Flowering plants and pollinators have a unique relationship—they need each other to facilitate mating and pass on their genes. From the plant’s perspective, it is imperative for them to attract pollinators; no pollinator visits mean no reproduction. Attracting pollinators can be difficult and some plants have by-passed this difficulty by evolving self-compatibility, meaning they can self-fertilize. However, the mixing of genes that occurs during sexual reproduction is still more evolutionarily beneficial. As a result, most flowering species reproduce by outcrossing, the mixing of genes with genetically different individuals. Therefore, flowering plants attract pollinators and reward them for their services. Plants advertise themselves by being colorful and emitting scents that entice bees and other insects to visit, and they produce nectar and pollen to reward them.
Fig. 1 Orchids have mastered the art of pollinator deception, creating a multitude of beautiful flower forms in the process. Image via Wikimedia Commons.
The key to pollination is the reward. Whether it is energy-rich nectar, protein-rich pollen, or mate-attracting scents, if pollinators are not rewarded, their work is for nothing and they will avoid flowers without rewards. Plants are therefore selected to be “honest” partners. Although it seems like most flowering plants are “honest,” offering rewards to pollinators, there are a quite a few cheaters. Just like some visitors avoid carrying pollen when stealing nectar, some plants do something analogous, they trick pollinators into thinking they are offering a reward. These kinds of plant-pollinator partnerships are sometimes called specialized deceptive pollination systems.

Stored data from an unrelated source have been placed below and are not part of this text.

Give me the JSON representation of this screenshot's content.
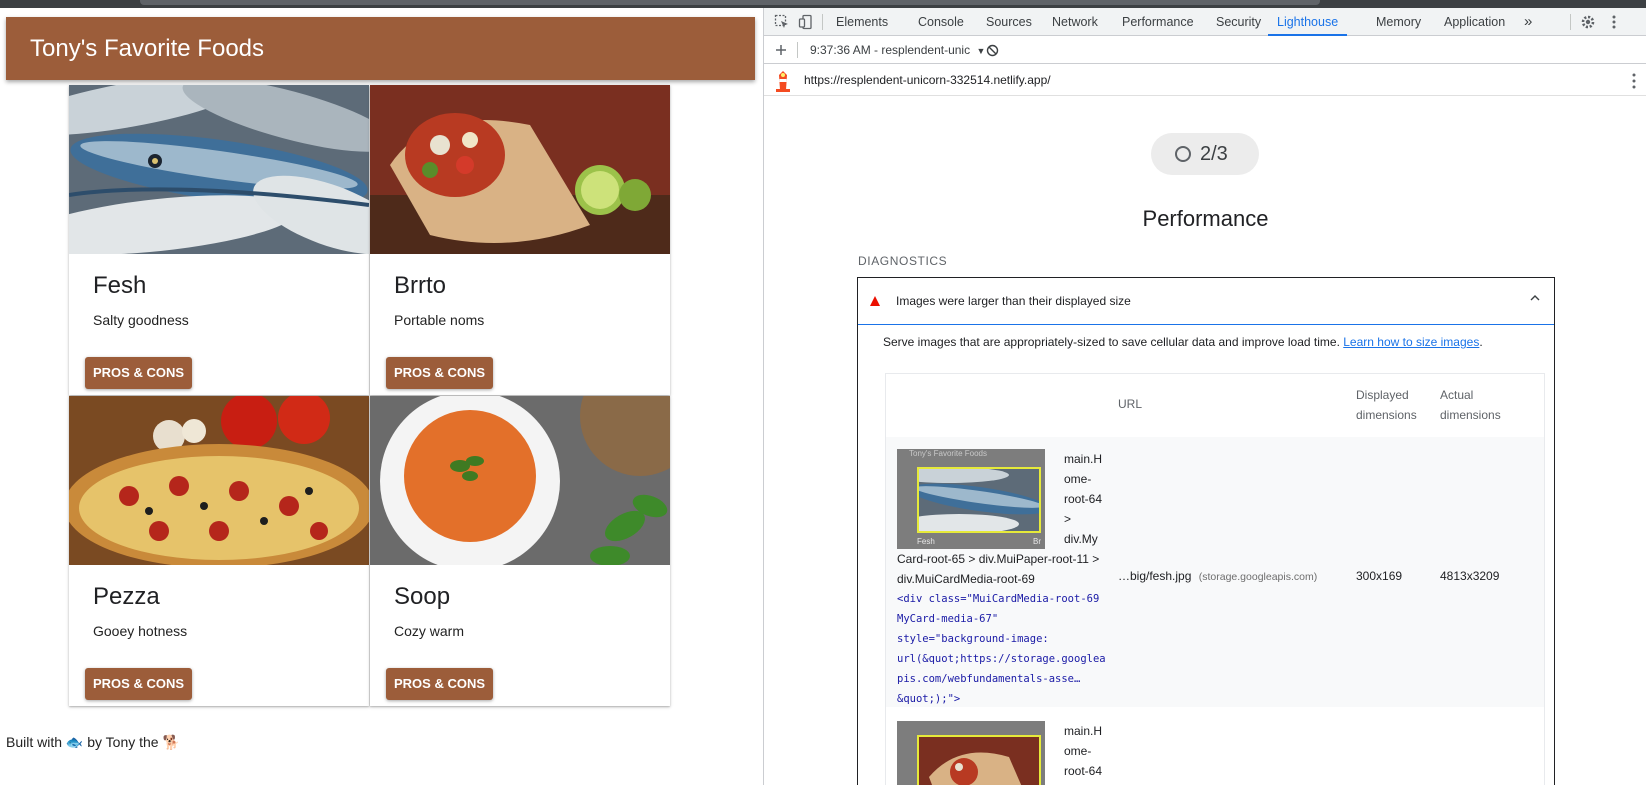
{
  "app": {
    "title": "Tony's Favorite Foods",
    "cards": [
      {
        "title": "Fesh",
        "subtitle": "Salty goodness",
        "button": "PROS & CONS",
        "image": "fish"
      },
      {
        "title": "Brrto",
        "subtitle": "Portable noms",
        "button": "PROS & CONS",
        "image": "burrito"
      },
      {
        "title": "Pezza",
        "subtitle": "Gooey hotness",
        "button": "PROS & CONS",
        "image": "pizza"
      },
      {
        "title": "Soop",
        "subtitle": "Cozy warm",
        "button": "PROS & CONS",
        "image": "soup"
      }
    ],
    "footer": {
      "prefix": "Built with",
      "middle": "by Tony the",
      "emoji1": "🐟",
      "emoji2": "🐕"
    }
  },
  "devtools": {
    "tabs": [
      "Elements",
      "Console",
      "Sources",
      "Network",
      "Performance",
      "Security",
      "Lighthouse",
      "Memory",
      "Application"
    ],
    "active_tab": "Lighthouse",
    "more_tabs": "»",
    "report_selector": "9:37:36 AM - resplendent-unic",
    "url": "https://resplendent-unicorn-332514.netlify.app/",
    "gauge": {
      "value": "2/3"
    },
    "category_title": "Performance",
    "section": "DIAGNOSTICS",
    "audit": {
      "title": "Images were larger than their displayed size",
      "description": "Serve images that are appropriately-sized to save cellular data and improve load time.",
      "link": "Learn how to size images",
      "period": ".",
      "table": {
        "headers": {
          "url": "URL",
          "displayed": "Displayed dimensions",
          "actual": "Actual dimensions"
        },
        "rows": [
          {
            "thumb_caption_top": "Tony's Favorite Foods",
            "thumb_caption_left": "Fesh",
            "thumb_caption_right": "Br",
            "node_lines": [
              "main.H",
              "ome-",
              "root-64",
              ">",
              "div.My",
              "Card-root-65 > div.MuiPaper-root-11 >",
              "div.MuiCardMedia-root-69"
            ],
            "snippet_lines": [
              "<div class=\"MuiCardMedia-root-69",
              "MyCard-media-67\"",
              "style=\"background-image:",
              "url(&quot;https://storage.googlea",
              "pis.com/webfundamentals-asse…",
              "&quot;);\">"
            ],
            "url": "…big/fesh.jpg",
            "host": "(storage.googleapis.com)",
            "displayed": "300x169",
            "actual": "4813x3209"
          },
          {
            "node_lines": [
              "main.H",
              "ome-",
              "root-64"
            ]
          }
        ]
      }
    }
  },
  "colors": {
    "brand": "#9c5d3a",
    "accent": "#1a73e8",
    "fail": "#eb0f00"
  }
}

Orchids are the masters of such deceptive methods.
There are approximately 28,000 different species in the orchid family (Orchidaceae) . Not only is the orchid family species-diverse, its pollination mechanisms are also incredibly diverse, drawing attention since the days of Charles Darwin . From self-fertilization to outcrossing, orchids do it all but they are especially good at employing deception to attract pollinators. It is estimated that about one third of orchids “cheat” their pollination partners .
Fig. 2 Arethusa bulbosa orchids attract pollen seeking pollinators by displaying fake anthers. Image via Wikimedia Commons
The most common form of orchid deception is fooling a pollinator into thinking there is a reward waiting in the flower . Most orchids that use this strategy take advantage of naïve pollinators that have newly emerged and are probing for resources. Orchids use the same kinds of signals used by honest flowers. They have showy displays and scents, with the exception that they do not actually offer pollen or nectar. Some orchids do however produce pseudopollen or fake anthers, like Arethusa bulbosa  [Fig 2]. Without a doubt, the most interesting form of food-foraging deception is Batesian floral mimicry. Certain orchids actually mimic displays or scents from flowers that coexist with them; usually the mimicked flower offers a reward while the mimicking orchid does not [Fig 3]. This makes picking rewarding flowers from non-rewarding ones difficult and provides a perfect opportunity for the orchids to be pollinated without investing resources in nectar.
Fig. 3 Look! We are just like you! Two orchid species (right and left frames) mimic a co-occurring Stigmaphyllon sp (center frame). flower. Image via Wikimedia Commons.
Perhaps the most bizarre, yet elegant of the deceptive strategies used by orchids is sexual deception. Deceiving pollinators to search for rewards that don’t exist is one thing but making them think they have found a mate is a completely different ordeal. Yes, some orchids actually fool male pollinators into attempting to copulate with their flowers [4, 6]; this phenomenon is called pseudocopulation. Orchids that do this are very specialized, targeting a specific pollinator species. Sexually deceptive flowers often emit scents like those produced by the female of the pollinating species, making their deception convincing enough to fool the pollinator into landing on a flower and picking up pollen while attempting to copulate. Species like Ophrys speculum not only look like a Dasyscolia ciliate female, they also smell like them.
Fig. 4 Male wasp copulating with what he thinks is a female wasp. Ophrys speculum, like other orchids, is pollinated by pseudocopulation. Image via Wikimedia Commons.
Pollination is not as straightforward as it seems. Even though they need each other to reproduce, pollinators and plants find ways to spend as little resources as possible when interacting with one another. There are no plants that are as good as orchids at getting the most bang for their bucks, some of them get a lot of bang for no bucks.
 Willmer, Pat. Pollination and Floral Ecology. Princeton University Press, 2011.
 Christenhusz, Maarten J.M., and James W. Byng. Phytotaxa, 261(3), 201-217. 2016.
 Darwin, Charles R. On the Contrivances by Which British and Foreign Orchids are Fertilised by Insects, and on the Good Effects of Intercrossing. John Murray, 1862
 Ackerman, James D. Lindleyana, 1(2), 108-113. 1986.
 Jersáková, Jana, Steven D. Johnson and Pavel Kindlmann. Biological Reviews, 81(2), 219-235. 2006.
 Scopece, Giovanni, et al. The American Naturalist, 175(1), 98-105. 2010.